Antigravity-awesome-skills fp-either-ref

Quick reference for Either type. Use when user needs error handling, validation, or operations that can fail with typed errors.

install
source · Clone the upstream repo
git clone https://github.com/sickn33/antigravity-awesome-skills
Claude Code · Install into ~/.claude/skills/
T=$(mktemp -d) && git clone --depth=1 https://github.com/sickn33/antigravity-awesome-skills "$T" && mkdir -p ~/.claude/skills && cp -r "$T/plugins/antigravity-awesome-skills/skills/fp-either-ref" ~/.claude/skills/sickn33-antigravity-awesome-skills-fp-either-ref-d9cf21 && rm -rf "$T"
manifest: plugins/antigravity-awesome-skills/skills/fp-either-ref/SKILL.md
source content

Either Quick Reference

Either = success or failure.

Right(value)
or
Left(error)
.

When to Use

  • You need a quick fp-ts reference for typed synchronous error handling.
  • The task involves validation, fallible operations, or converting throwing code to
    Either
    .
  • You want a compact cheat sheet rather than a long tutorial.

Create

import * as E from 'fp-ts/Either'

E.right(value)           // Success
E.left(error)            // Failure
E.fromNullable(err)(x)   // null → Left(err), else Right(x)
E.tryCatch(fn, toError)  // try/catch → Either

Transform

E.map(fn)                // Transform Right value
E.mapLeft(fn)            // Transform Left error
E.flatMap(fn)            // Chain (fn returns Either)
E.filterOrElse(pred, toErr) // Right → Left if pred fails

Extract

E.getOrElse(err => default)  // Get Right or default
E.match(onLeft, onRight)     // Pattern match
E.toUnion(either)            // E | A (loses type info)

Common Patterns

import { pipe } from 'fp-ts/function'
import * as E from 'fp-ts/Either'

// Validation
const validateEmail = (s: string): E.Either<string, string> =>
  s.includes('@') ? E.right(s) : E.left('Invalid email')

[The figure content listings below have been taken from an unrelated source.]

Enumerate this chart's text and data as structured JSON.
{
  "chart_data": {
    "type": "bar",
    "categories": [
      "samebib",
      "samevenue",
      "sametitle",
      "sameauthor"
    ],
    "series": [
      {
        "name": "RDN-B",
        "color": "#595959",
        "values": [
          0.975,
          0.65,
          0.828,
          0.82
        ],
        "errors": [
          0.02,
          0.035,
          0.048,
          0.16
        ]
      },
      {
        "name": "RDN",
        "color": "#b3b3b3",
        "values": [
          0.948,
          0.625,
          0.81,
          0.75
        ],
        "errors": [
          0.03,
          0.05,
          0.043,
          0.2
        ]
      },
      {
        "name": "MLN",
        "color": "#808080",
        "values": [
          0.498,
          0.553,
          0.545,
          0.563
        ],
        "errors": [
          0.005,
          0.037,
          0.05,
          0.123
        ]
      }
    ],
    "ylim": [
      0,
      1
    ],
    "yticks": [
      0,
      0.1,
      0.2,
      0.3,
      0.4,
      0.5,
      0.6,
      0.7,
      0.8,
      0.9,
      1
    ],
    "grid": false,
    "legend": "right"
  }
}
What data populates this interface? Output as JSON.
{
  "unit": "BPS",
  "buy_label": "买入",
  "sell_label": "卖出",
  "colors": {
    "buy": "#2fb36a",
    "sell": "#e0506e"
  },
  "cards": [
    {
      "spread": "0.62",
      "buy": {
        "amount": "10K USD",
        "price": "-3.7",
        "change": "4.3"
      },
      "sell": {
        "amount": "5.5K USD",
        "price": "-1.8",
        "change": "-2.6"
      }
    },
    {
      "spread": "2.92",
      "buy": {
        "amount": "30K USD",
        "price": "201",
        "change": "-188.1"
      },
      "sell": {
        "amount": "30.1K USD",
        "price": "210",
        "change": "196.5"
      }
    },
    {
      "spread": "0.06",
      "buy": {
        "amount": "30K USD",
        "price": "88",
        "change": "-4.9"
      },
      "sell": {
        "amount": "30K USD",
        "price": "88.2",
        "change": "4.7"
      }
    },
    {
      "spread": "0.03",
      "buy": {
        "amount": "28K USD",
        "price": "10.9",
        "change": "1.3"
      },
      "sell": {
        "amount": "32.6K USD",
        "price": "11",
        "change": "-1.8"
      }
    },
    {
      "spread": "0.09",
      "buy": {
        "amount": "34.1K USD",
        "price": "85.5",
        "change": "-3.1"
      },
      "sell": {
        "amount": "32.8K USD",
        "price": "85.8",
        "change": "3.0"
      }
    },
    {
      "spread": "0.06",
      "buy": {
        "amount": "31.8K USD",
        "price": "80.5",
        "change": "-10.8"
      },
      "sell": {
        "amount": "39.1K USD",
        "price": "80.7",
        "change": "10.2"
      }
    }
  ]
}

// Chain validations (stops at first error)
pipe(
  E.right({ email: 'test@example.com', age: 25 }),
  E.flatMap(d => pipe(validateEmail(d.email), E.map(() => d))),
  E.flatMap(d => d.age >= 18 ? E.right(d) : E.left('Must be 18+'))
)

// Convert throwing code
const parseJson = (s: string) => E.tryCatch(
  () => JSON.parse(s),
  (e) => `Parse error: ${e}`
)

vs try/catch

// ❌ try/catch - errors not in types
try {
  const data = JSON.parse(input)
  process(data)
} catch (e) {
  handleError(e)
}

// ✅ Either - errors explicit in types
pipe(
  E.tryCatch(() => JSON.parse(input), String),
  E.map(process),
  E.match(handleError, identity)
)

Use Either when error type matters and you want to chain operations.

Limitations

  • Use this skill only when the task clearly matches the scope described above.
  • Do not treat the output as a substitute for environment-specific validation, testing, or expert review.
  • Stop and ask for clarification if required inputs, permissions, safety boundaries, or success criteria are missing.